But what does it all mean….

Why this image..? What does it say..? What does it mean..?

For Roland Barthes, in Camera Lucida the photograph can be the object of three practices. You, the spectator see a rusting milk churn standing in front of a door somewhere. You have no context beyond what you see in front of you. I as the operator (photographer) chose this image both to display here, and in the first instance to take the photograph. And what of the referant? What is the vision contained within the image? What am I intending to portray? It is a “truth”, but what truth? What is taking place outside of the image and therefore have I omitted anything?

Is there perhaps a story here? Does the story change if you know where I took this photograph?

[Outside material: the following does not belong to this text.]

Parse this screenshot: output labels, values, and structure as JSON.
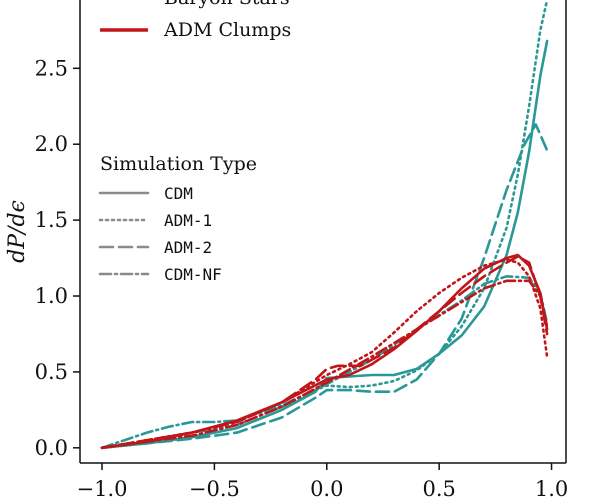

In the absence of any explanation, is there any insinuated comment within the image…or the caption?

Churn. John Callaway [2016]

Churn. John Callaway [2016]

Or maybe I just liked what I saw. And if so, is it art?

The fine art print and a formalistic aesthetic are the watchwords of modernist photography. The works of Brett Weston and Ansel Adams are illustrative of this aesthetic. With postmodernism, ‘meaning’, ‘reference’ and ‘quotation’ became the key drivers.  As Liz Wells notes: “In photography, the central impact of the postmodern was to destabilise links between representation and reality”. Photographers such as Barbara Kruger incorporated other elements into appropriated images, not only to provoke thought, but to support a particular ideology.

Postmodernist photography marked a break in tradition, in the same way that in art the impressionists broke from realism and the abstractionists broke from representation. The ‘new’ representations were no longer a first order reality, but one derived from reference to other representations.